Historical revisionists are hard at work today. In some places, this practice has merit, but it’s expensive and often seems unjustified.
In Virginia, a local school board lifted the names of past Presidents Woodrow Wilson and John Tyler from elementary schools. Wilson, the first Southerner to become president after the Civil War, was not dishonored for leading America into World War I or for doggedly promoting the former League of Nations, for which the Senate rejected U.S. membership.
Rather, the onetime head of Princeton University, wrote a textbook praising both the slavery-centered Confederacy and the Ku Klux Klan. The school formerly bearing his name will now be called Manor High School. At about the same time, Princeton removed Wilson’s name from two of its institutes.
Tyler, the 10th president, also later sided with the Confederacy and briefly served in its House of Representatives. His namesake school is now called Waterview Elementary.
Those renamings, done so that Black children would not have to attend schools called after men who worked to keep their forebears enslaved, look justifiable in the modern era. Slavery is not open to debate.
But the revisionism can sometimes become ludicrous. In California, for every justifiable effort to remove the recently sainted Junipero Serra’s name from streets and schools because the chain of missions he founded in the late 1700s survived through Native American forced labor, there are multiple others without much merit.
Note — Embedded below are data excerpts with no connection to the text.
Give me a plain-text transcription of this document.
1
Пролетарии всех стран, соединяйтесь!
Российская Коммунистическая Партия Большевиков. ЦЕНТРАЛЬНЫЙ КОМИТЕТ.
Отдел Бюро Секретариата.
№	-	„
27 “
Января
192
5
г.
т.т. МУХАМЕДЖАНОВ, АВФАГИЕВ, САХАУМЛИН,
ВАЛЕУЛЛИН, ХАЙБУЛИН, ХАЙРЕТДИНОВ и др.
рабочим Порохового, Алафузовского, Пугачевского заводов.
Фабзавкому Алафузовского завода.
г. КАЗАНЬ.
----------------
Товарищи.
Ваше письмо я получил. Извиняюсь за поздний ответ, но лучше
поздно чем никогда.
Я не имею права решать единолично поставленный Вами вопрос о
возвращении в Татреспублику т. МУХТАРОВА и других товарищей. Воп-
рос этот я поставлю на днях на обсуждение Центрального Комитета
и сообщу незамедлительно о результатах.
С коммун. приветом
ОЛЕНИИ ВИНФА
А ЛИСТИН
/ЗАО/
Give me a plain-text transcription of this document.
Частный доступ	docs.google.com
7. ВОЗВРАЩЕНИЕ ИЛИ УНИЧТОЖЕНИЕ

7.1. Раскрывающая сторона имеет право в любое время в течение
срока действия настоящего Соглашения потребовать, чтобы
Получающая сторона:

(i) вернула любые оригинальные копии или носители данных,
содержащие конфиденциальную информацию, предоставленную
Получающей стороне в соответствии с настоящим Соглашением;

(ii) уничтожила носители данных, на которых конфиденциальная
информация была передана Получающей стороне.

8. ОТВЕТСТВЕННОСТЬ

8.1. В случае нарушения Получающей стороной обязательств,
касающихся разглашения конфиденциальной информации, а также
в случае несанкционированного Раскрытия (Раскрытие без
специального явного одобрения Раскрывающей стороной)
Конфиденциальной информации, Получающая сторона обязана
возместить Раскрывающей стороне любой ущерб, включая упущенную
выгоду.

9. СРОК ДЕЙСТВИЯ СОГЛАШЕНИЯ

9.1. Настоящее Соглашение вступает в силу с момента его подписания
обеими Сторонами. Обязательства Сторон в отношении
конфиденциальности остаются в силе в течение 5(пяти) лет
Even Abraham Lincoln and current U.S. Sen. Dianne Feinstein have been targeted. Lincoln, often credited with freeing the slaves via his Emancipation Proclamation (which officially freed only slaves in Confederate states), is now targeted by some Native Americans and their allies.
Was Abe Lincoln a bad guy, despite struggling to hold the Union together and letting most slaves go free? Well, note some, he enabled the U.S. Army to carry on the Indian Wars. That, of course, ignores the fact that Lincoln would have been ridden out of Washington, D.C. on the proverbial rail if he had not provided men and resources to protect white settlers during America’s expansionist era.
So, should his name disappear from all those Lincoln High Schools and middle schools?
George Washington, long recognized as “the father of his country,” was also a slave owner. Washington, admired for refusing to become king of America when he could have after his two terms as the first president, instead retired to his Mt. Vernon plantation where he was served by scores of slaves.
Should his name become anathema because he was born into wealth in an English colony? Just how much rebellion against his day’s norms can we expect from him?